Wrong again! I never said it was impossible. Just unrealistic and very impractical.
What's unrealistic and impractical is pretending that it's difficult to inventory a store. Every friggin' retail store every friggin' year counts it's inventory, not only for tax purposes but because that's how the annual profits are determines.
Most firms use LIFO, which I think is a bit of a cheat, but it usually makes them look better.
So the IRS has to audit a company and in worse cases it has to go and do an on-site inventory.
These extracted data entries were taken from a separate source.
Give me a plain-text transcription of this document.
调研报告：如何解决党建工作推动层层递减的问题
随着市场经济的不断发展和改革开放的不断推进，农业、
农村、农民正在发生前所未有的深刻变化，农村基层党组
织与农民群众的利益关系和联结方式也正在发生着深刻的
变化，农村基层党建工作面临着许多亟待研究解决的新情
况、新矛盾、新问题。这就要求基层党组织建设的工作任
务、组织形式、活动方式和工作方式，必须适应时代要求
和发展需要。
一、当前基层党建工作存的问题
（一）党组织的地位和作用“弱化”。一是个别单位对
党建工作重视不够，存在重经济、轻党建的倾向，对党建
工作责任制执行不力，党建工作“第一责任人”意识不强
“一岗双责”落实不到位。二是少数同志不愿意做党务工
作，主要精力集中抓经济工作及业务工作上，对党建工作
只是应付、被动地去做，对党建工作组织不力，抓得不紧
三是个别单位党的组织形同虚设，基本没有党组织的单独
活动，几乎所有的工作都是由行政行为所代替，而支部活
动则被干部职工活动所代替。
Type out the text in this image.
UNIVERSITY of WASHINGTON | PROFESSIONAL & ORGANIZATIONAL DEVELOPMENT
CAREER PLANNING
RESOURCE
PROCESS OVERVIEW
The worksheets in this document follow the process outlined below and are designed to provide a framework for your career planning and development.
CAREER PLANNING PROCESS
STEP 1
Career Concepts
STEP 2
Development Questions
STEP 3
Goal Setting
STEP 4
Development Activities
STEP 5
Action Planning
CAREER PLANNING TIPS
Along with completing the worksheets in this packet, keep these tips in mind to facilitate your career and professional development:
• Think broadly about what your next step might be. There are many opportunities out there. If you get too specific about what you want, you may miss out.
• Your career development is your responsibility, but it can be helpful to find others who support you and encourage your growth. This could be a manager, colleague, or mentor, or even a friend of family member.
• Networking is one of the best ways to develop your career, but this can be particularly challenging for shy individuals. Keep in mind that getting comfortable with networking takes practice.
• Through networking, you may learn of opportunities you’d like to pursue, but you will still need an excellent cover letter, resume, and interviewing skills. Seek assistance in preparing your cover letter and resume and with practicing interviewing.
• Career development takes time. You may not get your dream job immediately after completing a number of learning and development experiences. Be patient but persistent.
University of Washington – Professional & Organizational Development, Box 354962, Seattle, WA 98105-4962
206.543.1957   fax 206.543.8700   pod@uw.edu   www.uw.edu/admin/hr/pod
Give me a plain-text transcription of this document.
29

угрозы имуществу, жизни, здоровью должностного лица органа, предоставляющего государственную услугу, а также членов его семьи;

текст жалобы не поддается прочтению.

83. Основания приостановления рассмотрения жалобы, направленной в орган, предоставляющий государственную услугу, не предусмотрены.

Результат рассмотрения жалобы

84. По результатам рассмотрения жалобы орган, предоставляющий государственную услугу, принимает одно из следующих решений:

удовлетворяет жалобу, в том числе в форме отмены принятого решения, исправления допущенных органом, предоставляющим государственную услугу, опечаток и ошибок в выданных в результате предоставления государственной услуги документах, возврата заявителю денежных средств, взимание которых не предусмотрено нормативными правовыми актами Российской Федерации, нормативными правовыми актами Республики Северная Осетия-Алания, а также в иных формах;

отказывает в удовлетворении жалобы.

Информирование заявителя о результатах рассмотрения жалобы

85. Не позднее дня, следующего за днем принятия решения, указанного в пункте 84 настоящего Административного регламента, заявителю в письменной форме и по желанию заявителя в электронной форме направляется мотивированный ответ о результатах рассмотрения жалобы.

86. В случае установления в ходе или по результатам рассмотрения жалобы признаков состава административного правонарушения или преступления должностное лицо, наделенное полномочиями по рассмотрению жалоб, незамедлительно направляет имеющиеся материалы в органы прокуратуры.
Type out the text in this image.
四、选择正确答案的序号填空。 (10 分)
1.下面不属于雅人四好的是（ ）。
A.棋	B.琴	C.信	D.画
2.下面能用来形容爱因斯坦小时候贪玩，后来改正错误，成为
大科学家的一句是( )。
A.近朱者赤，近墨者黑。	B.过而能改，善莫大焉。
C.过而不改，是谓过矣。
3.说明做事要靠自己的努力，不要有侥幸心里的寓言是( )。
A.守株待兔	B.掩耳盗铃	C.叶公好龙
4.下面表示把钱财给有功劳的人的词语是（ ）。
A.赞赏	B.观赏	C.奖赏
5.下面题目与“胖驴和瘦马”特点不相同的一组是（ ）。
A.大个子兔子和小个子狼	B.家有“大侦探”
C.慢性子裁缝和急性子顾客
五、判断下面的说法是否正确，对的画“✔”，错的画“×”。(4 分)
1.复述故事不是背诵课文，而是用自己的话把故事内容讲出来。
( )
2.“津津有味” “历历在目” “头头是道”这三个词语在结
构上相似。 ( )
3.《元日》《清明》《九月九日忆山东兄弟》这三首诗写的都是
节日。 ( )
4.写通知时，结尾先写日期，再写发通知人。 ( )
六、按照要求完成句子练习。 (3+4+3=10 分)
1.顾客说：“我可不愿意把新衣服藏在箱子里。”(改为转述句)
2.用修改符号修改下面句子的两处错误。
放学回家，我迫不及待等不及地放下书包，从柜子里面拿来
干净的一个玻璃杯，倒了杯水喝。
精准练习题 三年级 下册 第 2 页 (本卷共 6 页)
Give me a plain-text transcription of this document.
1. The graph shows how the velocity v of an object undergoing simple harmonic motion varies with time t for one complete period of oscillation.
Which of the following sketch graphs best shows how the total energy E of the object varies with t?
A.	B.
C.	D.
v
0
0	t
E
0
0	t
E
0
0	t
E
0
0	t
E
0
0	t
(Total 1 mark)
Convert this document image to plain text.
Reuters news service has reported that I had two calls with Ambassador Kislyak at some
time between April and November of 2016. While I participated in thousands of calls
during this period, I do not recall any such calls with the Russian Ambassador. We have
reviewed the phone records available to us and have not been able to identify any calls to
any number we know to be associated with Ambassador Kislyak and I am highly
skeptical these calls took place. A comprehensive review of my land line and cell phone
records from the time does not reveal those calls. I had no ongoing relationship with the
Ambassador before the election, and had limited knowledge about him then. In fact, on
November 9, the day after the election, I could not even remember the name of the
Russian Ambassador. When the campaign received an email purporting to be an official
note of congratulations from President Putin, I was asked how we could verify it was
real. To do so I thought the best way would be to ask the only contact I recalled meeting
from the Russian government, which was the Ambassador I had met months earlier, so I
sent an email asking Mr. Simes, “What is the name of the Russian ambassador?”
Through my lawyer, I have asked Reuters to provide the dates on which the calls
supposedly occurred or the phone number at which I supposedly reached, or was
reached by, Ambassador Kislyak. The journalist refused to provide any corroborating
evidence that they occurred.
BFD.
The costs of that are outweighed by the savings of every citizen who no longer has to shell out $60-$100 or more for tax preparation, who no longer need to pay financial advisors to keep track of their IRA's, their 401(k)s, their medical accounts, their money hidden to keep eligibility for Pell Grants and all the other complete BULL**** the federal government forces citizens to make just to protect their own money from their own government.
So let's stop pretending your argument has merit. It's infantile. An inventory is an inventory is no big deal. I've done them for K-Mart, I've done them for my own business, it's a chore. Whoopty do.
Not really. Auditing individuals is largely done on a computerized basis.
Yeah, no one would ever think of using computers to compare a company's recieving invoices with it's shipping invoices to see if someone's pulling a fast one. Why, that would take intelligence, and that's never found in the IRS.
Specific deductions are searched for and flagged for review.
Yeah, I know, I made a boo-boo once, or rather, my accountant failed to write it down and I'd forgotten about it so I got an audit once. No big deal, pay the owed tax, be done with it. So what?
You act like people are individually going through 1040s.
No. YOU'RE acting like I said that because otherwise your argument is totally weak. Actually, your argument totally weak anyway. You want to pretend that the government isn't already using computers to track what businesses are reporting and flagging various lines and independent reports from banks etc.
Tell me how having to send out legions of auditors to physically count inventory is EASIER then having a computer scan for specific flaggable deductions.
It's not "easier".
It's "better", since they're going to a business I don't own and won't be bothered by. Same as everyone else in America who doesn't own a business. You know, the VAST MAJORITY.
Also, with sales tax being the case, there won't be any more EITC fraud. My father, the tax accountant regaled me tales of how people would come in claiming wages that were the EXACT amount needed to maximize that EITC refund.
No chance of that happening under a National Sales Tax.
Given the simplicity of calculating a sales tax, it's practically impossible for anyone to over pay (how many times have you overpaid your sales tax?) and the cost of processing refunds will drop to practically zero.